Now I know public transport generally gets a bum wrap for delayed services but this article is not about late trains. On the contrary, it’s about how far the transport service has come over the past 30 years.
I remember catching public transport as a kid back in Adelaide. Back then you’d purchase a return ticket either from the bus driver or a conductor on the train and tram. (Yes, this was a little while ago). The point is, back then, that was the only way of paying for your ride. That was the process. It was a bit of an honour system too, because you could effectively purchase a one way ticket but still do a round trip if you could get away with it. (Hey, I was a kid, alright!)
The point being, at some point in our history, we created a public transport system and in the process, a meeting was held to discuss the best way of getting commuters to pay for it. The result – paying people to walk the carriages of trains and trams checking and selling tickets. The best process at the time (granted we didn’t have the technology back then that we have now), but a process that was open to fare dodgers and eventually an angry public demanding a better system.
As a result, the payment process of today is simply putting money on your Opal card (or equivalent travel card for which ever state you reside) and then choose your public transport service from buses to trains to trams by simply tapping on and off at the start and finish of your commute.

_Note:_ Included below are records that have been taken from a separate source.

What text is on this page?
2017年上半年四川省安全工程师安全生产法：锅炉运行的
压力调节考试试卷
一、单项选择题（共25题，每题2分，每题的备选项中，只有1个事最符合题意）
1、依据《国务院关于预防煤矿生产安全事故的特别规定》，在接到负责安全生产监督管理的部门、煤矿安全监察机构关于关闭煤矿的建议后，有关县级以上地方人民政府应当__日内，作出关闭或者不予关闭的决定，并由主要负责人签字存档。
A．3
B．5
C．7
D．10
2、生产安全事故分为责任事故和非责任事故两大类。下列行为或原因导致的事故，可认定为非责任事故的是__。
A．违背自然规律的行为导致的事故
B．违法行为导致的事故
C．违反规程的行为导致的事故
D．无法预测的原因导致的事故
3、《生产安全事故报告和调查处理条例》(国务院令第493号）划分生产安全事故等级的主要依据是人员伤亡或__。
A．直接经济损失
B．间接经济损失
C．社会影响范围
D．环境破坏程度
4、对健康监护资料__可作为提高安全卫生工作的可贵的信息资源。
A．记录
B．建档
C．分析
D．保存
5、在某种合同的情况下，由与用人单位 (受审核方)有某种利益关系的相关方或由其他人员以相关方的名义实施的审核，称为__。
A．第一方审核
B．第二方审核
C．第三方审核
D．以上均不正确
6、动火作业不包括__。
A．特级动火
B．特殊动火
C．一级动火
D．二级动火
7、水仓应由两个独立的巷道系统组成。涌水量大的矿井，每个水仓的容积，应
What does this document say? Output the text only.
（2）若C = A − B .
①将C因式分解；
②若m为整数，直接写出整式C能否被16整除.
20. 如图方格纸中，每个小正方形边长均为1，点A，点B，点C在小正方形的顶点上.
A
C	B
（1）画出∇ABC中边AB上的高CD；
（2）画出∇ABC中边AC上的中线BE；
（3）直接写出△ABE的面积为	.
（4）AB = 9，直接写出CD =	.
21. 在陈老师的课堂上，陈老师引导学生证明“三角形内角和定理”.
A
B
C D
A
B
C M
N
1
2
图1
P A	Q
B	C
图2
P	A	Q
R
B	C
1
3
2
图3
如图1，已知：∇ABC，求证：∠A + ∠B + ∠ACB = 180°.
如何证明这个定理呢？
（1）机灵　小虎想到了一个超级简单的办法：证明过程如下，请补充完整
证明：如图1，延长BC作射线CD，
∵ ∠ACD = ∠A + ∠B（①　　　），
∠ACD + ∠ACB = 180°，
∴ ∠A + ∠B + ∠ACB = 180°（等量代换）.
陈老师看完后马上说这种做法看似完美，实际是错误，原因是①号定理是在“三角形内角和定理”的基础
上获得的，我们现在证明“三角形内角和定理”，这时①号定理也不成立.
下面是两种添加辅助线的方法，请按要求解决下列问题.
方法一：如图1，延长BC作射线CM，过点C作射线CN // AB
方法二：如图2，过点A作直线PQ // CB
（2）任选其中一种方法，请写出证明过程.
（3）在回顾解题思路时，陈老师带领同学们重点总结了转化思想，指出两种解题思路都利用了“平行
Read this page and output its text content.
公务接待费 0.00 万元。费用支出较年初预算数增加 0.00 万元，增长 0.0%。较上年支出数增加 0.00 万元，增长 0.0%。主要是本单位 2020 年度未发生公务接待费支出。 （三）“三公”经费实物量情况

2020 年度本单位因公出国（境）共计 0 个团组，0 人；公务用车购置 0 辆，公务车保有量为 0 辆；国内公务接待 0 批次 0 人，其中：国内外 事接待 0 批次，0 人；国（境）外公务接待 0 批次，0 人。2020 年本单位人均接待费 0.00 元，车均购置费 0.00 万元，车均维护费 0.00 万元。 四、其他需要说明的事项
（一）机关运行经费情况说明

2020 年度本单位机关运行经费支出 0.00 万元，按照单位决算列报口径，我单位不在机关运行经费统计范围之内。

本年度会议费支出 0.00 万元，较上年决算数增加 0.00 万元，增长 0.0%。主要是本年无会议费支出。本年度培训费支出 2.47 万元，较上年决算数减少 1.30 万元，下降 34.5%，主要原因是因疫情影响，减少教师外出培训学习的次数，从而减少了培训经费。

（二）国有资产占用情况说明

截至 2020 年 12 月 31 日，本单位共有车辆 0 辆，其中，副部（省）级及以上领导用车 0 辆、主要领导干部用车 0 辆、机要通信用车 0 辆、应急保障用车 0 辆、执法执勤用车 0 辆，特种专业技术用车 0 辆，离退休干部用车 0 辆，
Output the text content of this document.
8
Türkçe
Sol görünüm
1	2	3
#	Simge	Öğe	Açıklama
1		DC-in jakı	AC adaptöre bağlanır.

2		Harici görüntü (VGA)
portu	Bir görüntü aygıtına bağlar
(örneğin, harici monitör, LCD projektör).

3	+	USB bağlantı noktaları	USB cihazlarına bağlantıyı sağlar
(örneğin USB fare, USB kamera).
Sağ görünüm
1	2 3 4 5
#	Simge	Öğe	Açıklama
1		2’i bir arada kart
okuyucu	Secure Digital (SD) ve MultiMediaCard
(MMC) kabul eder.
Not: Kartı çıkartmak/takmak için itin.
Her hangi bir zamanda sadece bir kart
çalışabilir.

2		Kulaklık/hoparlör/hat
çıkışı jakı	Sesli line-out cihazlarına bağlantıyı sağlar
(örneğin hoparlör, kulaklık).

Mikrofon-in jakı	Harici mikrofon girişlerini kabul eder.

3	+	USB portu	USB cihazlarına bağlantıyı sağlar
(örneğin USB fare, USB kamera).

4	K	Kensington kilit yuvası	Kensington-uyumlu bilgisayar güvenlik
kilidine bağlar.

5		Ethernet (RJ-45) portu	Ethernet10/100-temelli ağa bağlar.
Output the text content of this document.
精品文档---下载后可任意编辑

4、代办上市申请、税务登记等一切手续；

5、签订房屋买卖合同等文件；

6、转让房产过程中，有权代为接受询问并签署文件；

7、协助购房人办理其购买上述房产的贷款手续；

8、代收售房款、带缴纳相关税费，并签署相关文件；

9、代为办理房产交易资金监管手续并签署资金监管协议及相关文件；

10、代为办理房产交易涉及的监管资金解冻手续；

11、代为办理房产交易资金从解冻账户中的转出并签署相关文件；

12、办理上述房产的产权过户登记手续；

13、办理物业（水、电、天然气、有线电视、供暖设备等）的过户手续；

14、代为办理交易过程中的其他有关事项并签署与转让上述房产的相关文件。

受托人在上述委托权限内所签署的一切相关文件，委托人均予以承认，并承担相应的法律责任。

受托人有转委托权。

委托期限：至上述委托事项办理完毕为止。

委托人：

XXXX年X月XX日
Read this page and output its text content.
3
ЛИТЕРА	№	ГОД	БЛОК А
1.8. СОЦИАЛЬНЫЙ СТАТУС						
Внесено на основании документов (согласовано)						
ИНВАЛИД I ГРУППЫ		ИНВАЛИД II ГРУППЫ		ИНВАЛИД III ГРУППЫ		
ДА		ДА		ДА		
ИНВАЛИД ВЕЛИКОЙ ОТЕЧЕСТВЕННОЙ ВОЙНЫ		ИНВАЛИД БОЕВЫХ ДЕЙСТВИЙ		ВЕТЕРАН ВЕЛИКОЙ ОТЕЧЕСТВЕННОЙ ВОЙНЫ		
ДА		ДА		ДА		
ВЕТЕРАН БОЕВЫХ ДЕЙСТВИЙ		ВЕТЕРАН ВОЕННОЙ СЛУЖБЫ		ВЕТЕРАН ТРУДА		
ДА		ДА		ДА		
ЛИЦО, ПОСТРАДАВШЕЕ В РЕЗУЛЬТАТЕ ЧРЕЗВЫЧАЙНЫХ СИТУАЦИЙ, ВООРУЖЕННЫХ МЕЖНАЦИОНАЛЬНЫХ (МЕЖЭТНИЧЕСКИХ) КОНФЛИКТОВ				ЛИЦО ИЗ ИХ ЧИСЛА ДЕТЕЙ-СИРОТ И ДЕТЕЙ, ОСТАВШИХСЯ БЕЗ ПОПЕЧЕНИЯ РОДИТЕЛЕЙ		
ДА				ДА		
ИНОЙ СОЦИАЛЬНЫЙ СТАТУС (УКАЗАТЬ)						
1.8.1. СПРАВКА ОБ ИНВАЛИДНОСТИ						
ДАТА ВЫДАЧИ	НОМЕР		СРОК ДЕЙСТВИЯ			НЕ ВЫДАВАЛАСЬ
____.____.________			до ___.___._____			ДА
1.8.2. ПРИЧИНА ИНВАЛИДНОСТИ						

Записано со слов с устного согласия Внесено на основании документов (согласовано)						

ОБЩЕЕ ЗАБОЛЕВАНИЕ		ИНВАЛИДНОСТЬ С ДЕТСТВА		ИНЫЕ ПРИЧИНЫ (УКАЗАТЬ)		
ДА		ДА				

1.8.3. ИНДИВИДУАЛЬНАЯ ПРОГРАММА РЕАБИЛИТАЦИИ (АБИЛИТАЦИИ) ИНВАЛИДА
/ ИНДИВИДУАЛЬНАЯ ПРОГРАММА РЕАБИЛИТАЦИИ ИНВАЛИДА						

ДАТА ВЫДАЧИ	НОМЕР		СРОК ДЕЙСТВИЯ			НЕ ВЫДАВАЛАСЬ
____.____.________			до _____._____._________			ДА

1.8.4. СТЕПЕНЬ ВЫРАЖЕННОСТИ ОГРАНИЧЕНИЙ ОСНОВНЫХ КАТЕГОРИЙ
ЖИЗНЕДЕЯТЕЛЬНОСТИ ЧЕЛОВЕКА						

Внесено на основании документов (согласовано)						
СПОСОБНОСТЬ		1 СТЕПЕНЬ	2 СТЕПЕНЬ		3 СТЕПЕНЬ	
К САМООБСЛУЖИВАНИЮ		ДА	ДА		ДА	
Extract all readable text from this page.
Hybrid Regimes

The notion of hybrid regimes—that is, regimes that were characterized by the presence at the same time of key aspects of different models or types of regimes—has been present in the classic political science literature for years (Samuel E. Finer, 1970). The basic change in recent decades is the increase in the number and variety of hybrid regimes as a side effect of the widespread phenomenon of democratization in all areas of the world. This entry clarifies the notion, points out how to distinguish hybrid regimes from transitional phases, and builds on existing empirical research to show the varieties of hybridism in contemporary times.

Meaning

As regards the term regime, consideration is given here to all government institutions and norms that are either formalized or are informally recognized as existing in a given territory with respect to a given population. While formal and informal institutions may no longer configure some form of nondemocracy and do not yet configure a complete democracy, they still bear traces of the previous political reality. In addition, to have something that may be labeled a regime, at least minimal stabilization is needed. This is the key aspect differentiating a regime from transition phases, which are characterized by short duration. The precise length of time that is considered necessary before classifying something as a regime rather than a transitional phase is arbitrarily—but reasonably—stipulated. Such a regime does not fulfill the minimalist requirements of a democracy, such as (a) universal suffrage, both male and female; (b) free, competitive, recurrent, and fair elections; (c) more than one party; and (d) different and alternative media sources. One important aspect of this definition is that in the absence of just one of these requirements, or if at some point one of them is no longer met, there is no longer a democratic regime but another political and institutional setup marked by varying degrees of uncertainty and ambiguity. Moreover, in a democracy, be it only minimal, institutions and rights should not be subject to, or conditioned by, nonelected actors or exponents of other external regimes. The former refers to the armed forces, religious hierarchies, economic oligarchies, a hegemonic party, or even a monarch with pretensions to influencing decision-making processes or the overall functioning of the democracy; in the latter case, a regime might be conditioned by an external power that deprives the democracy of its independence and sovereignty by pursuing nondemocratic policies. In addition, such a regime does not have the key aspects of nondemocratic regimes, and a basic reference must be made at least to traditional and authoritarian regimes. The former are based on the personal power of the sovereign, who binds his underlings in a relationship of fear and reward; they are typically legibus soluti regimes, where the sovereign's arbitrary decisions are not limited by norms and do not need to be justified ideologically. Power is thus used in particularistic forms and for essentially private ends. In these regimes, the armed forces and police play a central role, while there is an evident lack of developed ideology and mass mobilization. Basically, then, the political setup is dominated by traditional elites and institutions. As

This ‘ease of use’ process resonated with me as it highlights the importance of systems and processes. It made me think about the many times I’ve experienced the pain and frustration of not nailing a process in my own business. It made me realise, just like the ticketing system on public transport, we have to go through a level of frustration to correct and perfect a process. If we don’t, we never really move forward and we rarely learn.
I’ve run my business now for the past 9 years and over that time I have changed and updated my systems and processes on more occasions than I can count. Each time believing that I have finally cracked the absolute best way to seamlessly run my business, until it’s not. I’ve learnt that the challenge is not just correcting a process. The real challenge is recognising and dealing with frustration when it hits, and ensuring it doesn’t effect you personally.
Working with clients and their goals can be the same. What works for one person may not work for another. Good trainers work with and adjust their approach to help each client achieve their personal goals, and along the way this can be very frustrating. Especially for the client as they change their diet and update their training. This frustration can lead to clients losing focus and wondering if it’s all worth it. This is the real challenge… dealing with this frustration when it hits, and ensuring it doesn’t effect you personally.
Saying ‘just don’t get frustrated’ is not the answer. It’s easy to say but hardly an option if you’re the one frustrated. The best way to limit your frustration is to turn your focus on what works and to build on that. To learn from past mistakes and to avoid making them a second time. Most importantly, to stay the course. Keep the focus on the goal. Whether that’s building your own business or wanting to improve your health and fitness.